Section 4: The Vocabulary
Word richness and diversity.
| Metric | Pulp Fiction | The Social Network |
|---|---|---|
| Unique words | 3,130 | 3,005 |
| Hapax legomena | 1,614 | 1,625 |
| Yule's K | 71.12 | 78.87 |
Despite Sorkin's reputation as the more "literary" writer, Tarantino's dialogue has measurably greater vocabulary diversity. His characters draw from a wider word pool. This makes sense — Tarantino's characters span social classes, ethnicities, and subcultures (hitmen, boxers, drug dealers, crime bosses). Sorkin's characters in The Social Network largely occupy one world: Harvard-educated tech entrepreneurs. Similar vocabularies, similar reference pools.
Section 5: Talk Speed
Sentence structure and conversational rhythm.
Sentence-by-sentence, they're surprisingly similar — both averaging around 7 words, both with a median of 6. The difference isn't sentence length, it's how sentences combine. Tarantino strings many sentences into long unbroken speeches. Sorkin distributes short sentences across rapid character alternation. Same bricks, different buildings.
Sorkin asks more questions (519 vs. 451) — his dialogue is adversarial, deposition-like, characters constantly challenging each other.
Section 6: The F-Word and the Dropped G
Voice, register, and how people actually talk.
Tarantino's characters swear 7.7 times more per word than Sorkin's.
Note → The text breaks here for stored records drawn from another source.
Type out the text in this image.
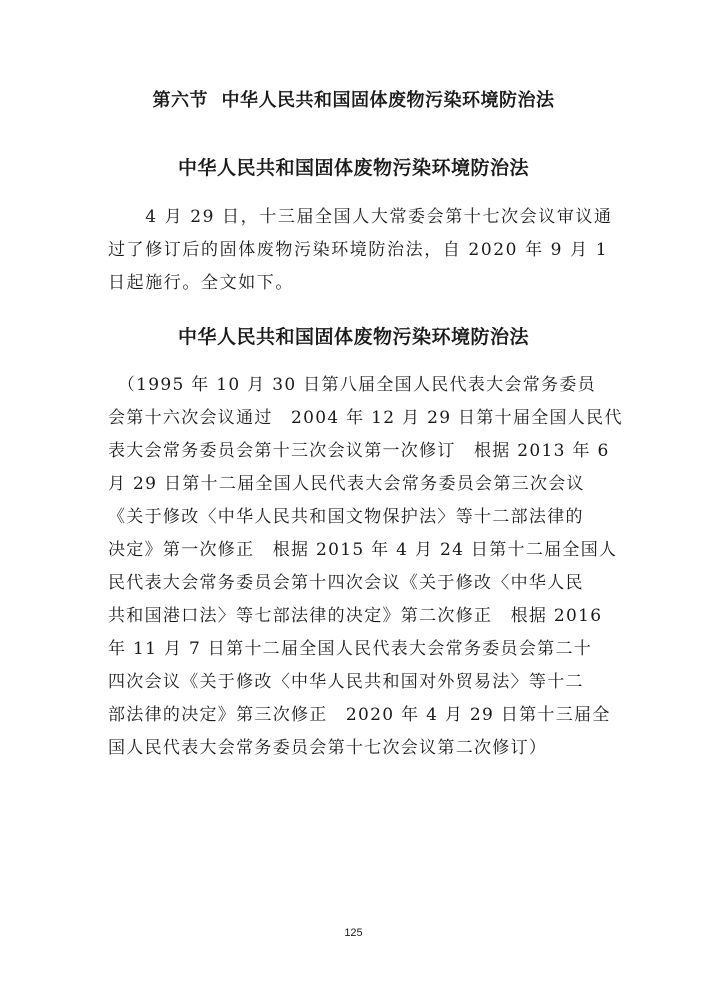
第六节  中华人民共和国固体废物污染环境防治法
中华人民共和国固体废物污染环境防治法
　　4 月 29 日，十三届全国人大常委会第十七次会议审议通
过了修订后的固体废物污染环境防治法，自 2020 年 9 月 1
日起施行。全文如下。
中华人民共和国固体废物污染环境防治法
　（1995 年 10 月 30 日第八届全国人民代表大会常务委员
会第十六次会议通过　2004 年 12 月 29 日第十届全国人民代
表大会常务委员会第十三次会议第一次修订　根据 2013 年 6
月 29 日第十二届全国人民代表大会常务委员会第三次会议
《关于修改〈中华人民共和国文物保护法〉等十二部法律的
决定》第一次修正　根据 2015 年 4 月 24 日第十二届全国人
民代表大会常务委员会第十四次会议《关于修改〈中华人民
共和国港口法〉等七部法律的决定》第二次修正　根据 2016
年 11 月 7 日第十二届全国人民代表大会常务委员会第二十
四次会议《关于修改〈中华人民共和国对外贸易法〉等十二
部法律的决定》第三次修正　2020 年 4 月 29 日第十三届全
国人民代表大会常务委员会第十七次会议第二次修订）
125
In the time it takes Sorkin's characters to drop one F-bomb, Tarantino's have dropped 7.7.
This is the register gap. Tarantino writes speech as people actually speak — messy, contracted, full of slang and profanity. "Fuckin'" appears 90 times in Pulp Fiction. The dropped G alone (doin', goin', talkin') appears 61 times. Sorkin writes speech as people wish they spoke — articulate, complete, precise. Zero dropped G's in The Social Network. Not one.
Section 7: Who Dominates?
Character concentration and ensemble dynamics.
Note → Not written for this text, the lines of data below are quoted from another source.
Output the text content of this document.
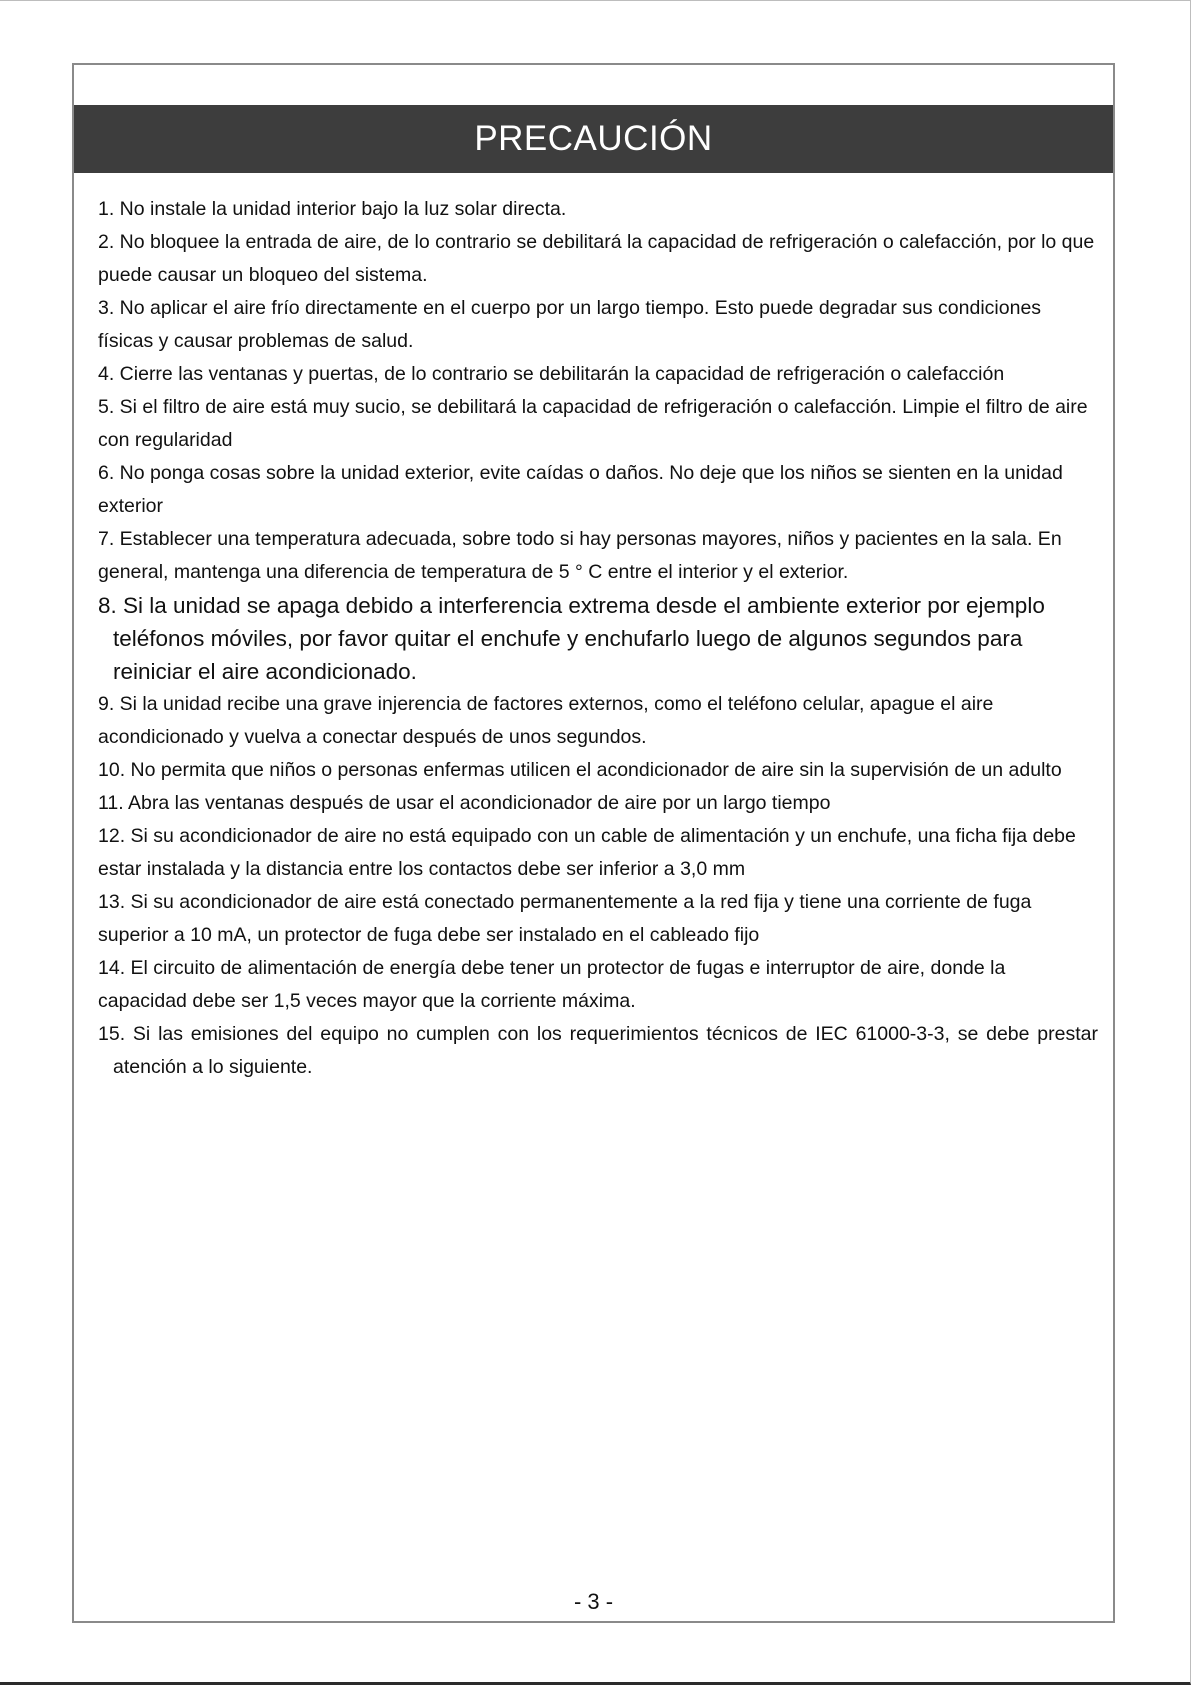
PRECAUCIÓN
1. No instale la unidad interior bajo la luz solar directa.
2. No bloquee la entrada de aire, de lo contrario se debilitará la capacidad de refrigeración o calefacción, por lo que puede causar un bloqueo del sistema.
3. No aplicar el aire frío directamente en el cuerpo por un largo tiempo. Esto puede degradar sus condiciones físicas y causar problemas de salud.
4. Cierre las ventanas y puertas, de lo contrario se debilitarán la capacidad de refrigeración o calefacción
5. Si el filtro de aire está muy sucio, se debilitará la capacidad de refrigeración o calefacción. Limpie el filtro de aire con regularidad
6. No ponga cosas sobre la unidad exterior, evite caídas o daños. No deje que los niños se sienten en la unidad exterior
7. Establecer una temperatura adecuada, sobre todo si hay personas mayores, niños y pacientes en la sala. En general, mantenga una diferencia de temperatura de 5 ° C entre el interior y el exterior.
8. Si la unidad se apaga debido a interferencia extrema desde el ambiente exterior por ejemplo teléfonos móviles, por favor quitar el enchufe y enchufarlo luego de algunos segundos para reiniciar el aire acondicionado.
9. Si la unidad recibe una grave injerencia de factores externos, como el teléfono celular, apague el aire acondicionado y vuelva a conectar después de unos segundos.
10. No permita que niños o personas enfermas utilicen el acondicionador de aire sin la supervisión de un adulto
11. Abra las ventanas después de usar el acondicionador de aire por un largo tiempo
12. Si su acondicionador de aire no está equipado con un cable de alimentación y un enchufe, una ficha fija debe estar instalada y la distancia entre los contactos debe ser inferior a 3,0 mm
13. Si su acondicionador de aire está conectado permanentemente a la red fija y tiene una corriente de fuga superior a 10 mA, un protector de fuga debe ser instalado en el cableado fijo
14. El circuito de alimentación de energía debe tener un protector de fugas e interruptor de aire, donde la capacidad debe ser 1,5 veces mayor que la corriente máxima.
15. Si las emisiones del equipo no cumplen con los requerimientos técnicos de IEC 61000-3-3, se debe prestar atención a lo siguiente.
- 3 -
Pulp Fiction — Top 5 by dialogue words
The Social Network — Top 5 by dialogue words
Sorkin's script is dominated by Mark — he speaks 25% of all dialogue words. Tarantino distributes more evenly. Jules and Vincent together account for a similar proportion, but no single voice dominates. Tarantino's ensemble approach vs. Sorkin's protagonist focus.
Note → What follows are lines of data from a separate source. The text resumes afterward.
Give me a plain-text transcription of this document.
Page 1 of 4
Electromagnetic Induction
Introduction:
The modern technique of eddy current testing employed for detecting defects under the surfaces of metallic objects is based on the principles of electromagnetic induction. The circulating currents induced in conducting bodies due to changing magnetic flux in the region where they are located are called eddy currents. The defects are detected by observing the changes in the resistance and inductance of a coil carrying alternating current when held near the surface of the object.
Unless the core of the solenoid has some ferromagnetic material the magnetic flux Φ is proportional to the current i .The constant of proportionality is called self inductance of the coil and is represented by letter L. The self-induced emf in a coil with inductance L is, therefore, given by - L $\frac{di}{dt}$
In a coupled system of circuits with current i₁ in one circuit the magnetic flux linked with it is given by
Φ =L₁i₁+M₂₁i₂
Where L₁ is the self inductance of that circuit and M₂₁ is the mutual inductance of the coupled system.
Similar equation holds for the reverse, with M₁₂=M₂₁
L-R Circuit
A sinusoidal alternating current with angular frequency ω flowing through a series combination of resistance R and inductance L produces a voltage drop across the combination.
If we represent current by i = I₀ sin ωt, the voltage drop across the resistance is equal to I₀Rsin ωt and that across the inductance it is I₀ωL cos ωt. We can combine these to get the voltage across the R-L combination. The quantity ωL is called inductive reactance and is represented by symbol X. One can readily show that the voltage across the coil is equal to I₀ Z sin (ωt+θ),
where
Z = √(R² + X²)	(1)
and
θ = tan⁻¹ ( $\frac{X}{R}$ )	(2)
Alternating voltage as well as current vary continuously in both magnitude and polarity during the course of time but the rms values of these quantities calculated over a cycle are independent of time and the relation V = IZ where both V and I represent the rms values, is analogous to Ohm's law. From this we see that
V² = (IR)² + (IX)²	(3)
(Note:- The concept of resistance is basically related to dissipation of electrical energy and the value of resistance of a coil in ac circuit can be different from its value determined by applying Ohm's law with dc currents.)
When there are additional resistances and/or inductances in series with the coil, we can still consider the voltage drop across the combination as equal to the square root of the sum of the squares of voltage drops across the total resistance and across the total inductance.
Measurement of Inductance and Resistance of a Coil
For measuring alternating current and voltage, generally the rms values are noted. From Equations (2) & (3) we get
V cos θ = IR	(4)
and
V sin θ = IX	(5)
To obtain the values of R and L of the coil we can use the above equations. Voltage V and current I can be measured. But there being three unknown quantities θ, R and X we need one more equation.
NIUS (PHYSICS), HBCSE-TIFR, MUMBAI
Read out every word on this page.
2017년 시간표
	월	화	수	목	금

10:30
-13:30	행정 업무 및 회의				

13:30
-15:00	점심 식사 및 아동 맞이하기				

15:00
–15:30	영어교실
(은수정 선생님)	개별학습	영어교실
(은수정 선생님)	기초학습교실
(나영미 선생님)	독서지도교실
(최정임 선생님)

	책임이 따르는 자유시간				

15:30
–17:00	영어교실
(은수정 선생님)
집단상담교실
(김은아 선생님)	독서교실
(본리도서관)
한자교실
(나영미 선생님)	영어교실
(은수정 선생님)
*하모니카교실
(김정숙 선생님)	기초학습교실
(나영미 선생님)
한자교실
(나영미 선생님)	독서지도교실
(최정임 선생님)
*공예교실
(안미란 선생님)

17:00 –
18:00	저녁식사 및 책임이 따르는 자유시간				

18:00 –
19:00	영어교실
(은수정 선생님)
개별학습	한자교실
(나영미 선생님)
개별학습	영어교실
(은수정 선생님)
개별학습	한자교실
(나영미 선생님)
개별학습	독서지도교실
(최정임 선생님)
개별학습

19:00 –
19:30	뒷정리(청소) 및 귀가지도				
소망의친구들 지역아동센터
One standout: The Wolf has the highest avg words/speech at 25.5 — when Harvey Keitel's character talks, he talks.
Section 8: Interruption Rate
Conversational style: collaborative vs. adversarial.
Sorkin's characters interrupt each other nearly 70% more often. His dialogue is competitive — characters talk over each other, finish each other's sentences, redirect constantly. Tarantino's characters are more generous listeners. They let each other talk. Even when they disagree, they wait.
The interruption rate perfectly captures the difference: Tarantino conversations are collaborative; Sorkin conversations are adversarial.
Section 9: The Signature
Top recurring content words in dialogue.
Pulp Fiction
The Social Network
The word "fuckin'" is the 7th most common non-stopword in Pulp Fiction — so frequent it functions as punctuation. The word "yes" appears in The Social Network's top 15 — fitting for a script about a character who can never quite agree with anyone.
What the Numbers Miss
Data can measure rhythm, vocabulary, and structure. It can't measure what makes a line land — the pause before Jules quotes Ezekiel, the way Mark's cruelty curls around a compliment. Both scripts won their writers an Oscar nomination. Both are taught in film schools. The numbers show us how differently you can build a great screenplay. The experience of reading them shows us why both approaches work.
A data essay. All statistics derived from screenplay analysis of Pulp Fiction (1994) and The Social Network (2010).